The Draw of Place

Two weeks ago, my flight landed at Eppley Airfield in Omaha.  An expanse of land and blue sky welcomed me.  On the two-and-a-half hour drive in my rental car, I felt as though I were back home.   Stretching my legs at an rest area, the strong northwest wind, combined with the most clear sky, nearly brought me to tears.

My entire four-day visit to SoDak (busy, stressful, enjoyable) can best be summed up in one word: bittersweet.  During my stay, I slipped, tricking myself I still lived back on the Plains.  The moments were varied.  Visiting with friends at my former church.  Sharing a great meal with my parents at one of my favorite restaurants.   Studying in the university library.  Meeting with my professors for my PhD oral defense.  Traveling roads I’d driven many times.  These moments, as well as others, caused an ache in my spirit.

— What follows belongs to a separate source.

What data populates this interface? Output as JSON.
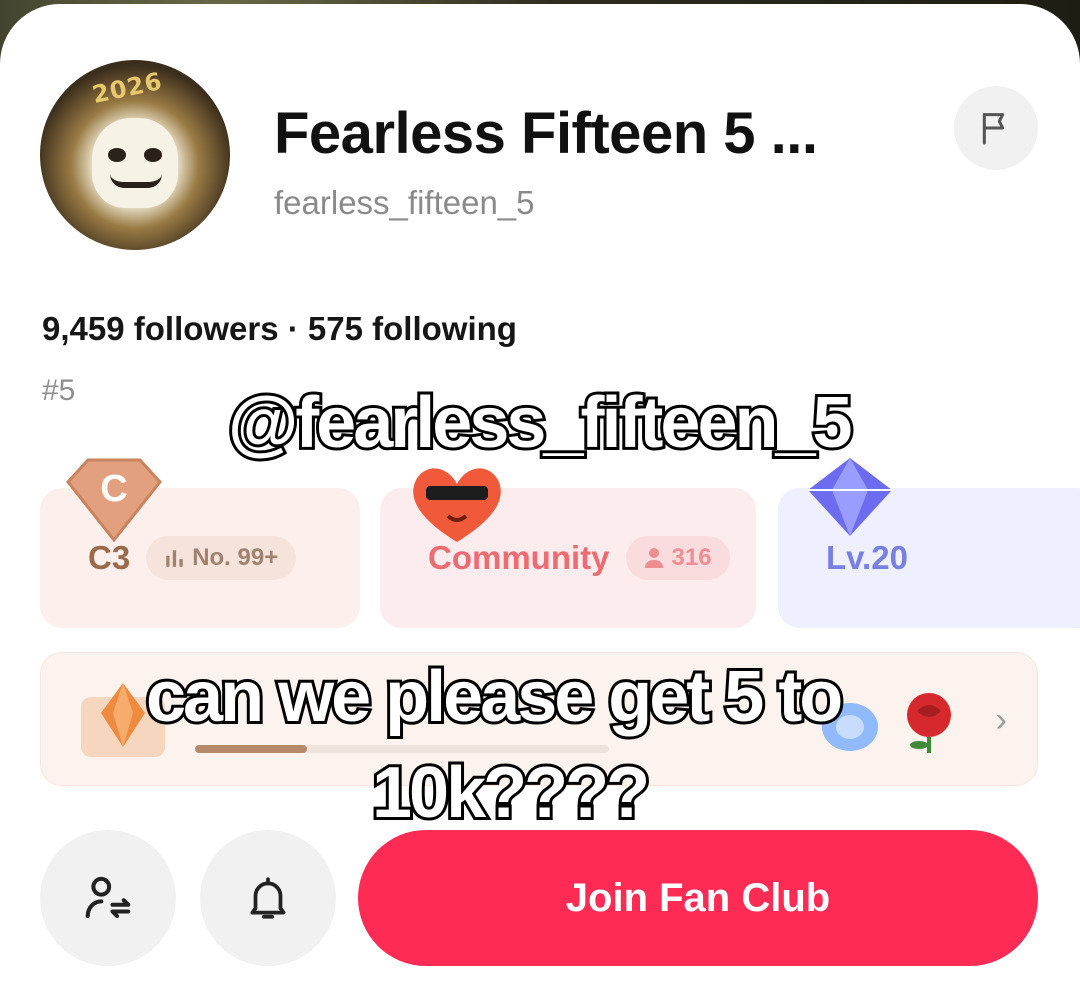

Now that I live nearly 1,000 miles to the east, I don’t have the privilege of open space.  The landscape does not humble me here.  It is beautiful–with its ample supply of trees and gentle hills–but I feel both contained and constrained.  And my first winter here was milder than any winter I’d lived through on the Plains.  Yet I’m saddened that I won’t be able to regularly drive through the land that speaks to me at a level that my present landscape does not.

I can’t watch the land unfold at the north-south continental divide.  I can’t climb the large rock overlooking Big Stone Lake.  I can’t play the disc golf course where the Missouri River is two miles wide.  I can’t run down the trail that descends into a beautiful river valley, the sandpipers and red-wing blackbirds abundant.

Here’s the conundrum: I long for the Plains; my wife longs for Portland, Oregon.   Solution? Our present location is a compromise.  So for now, I’ll yearn to be back there, savor the infrequent visits, and remember that this existence isn’t all there is.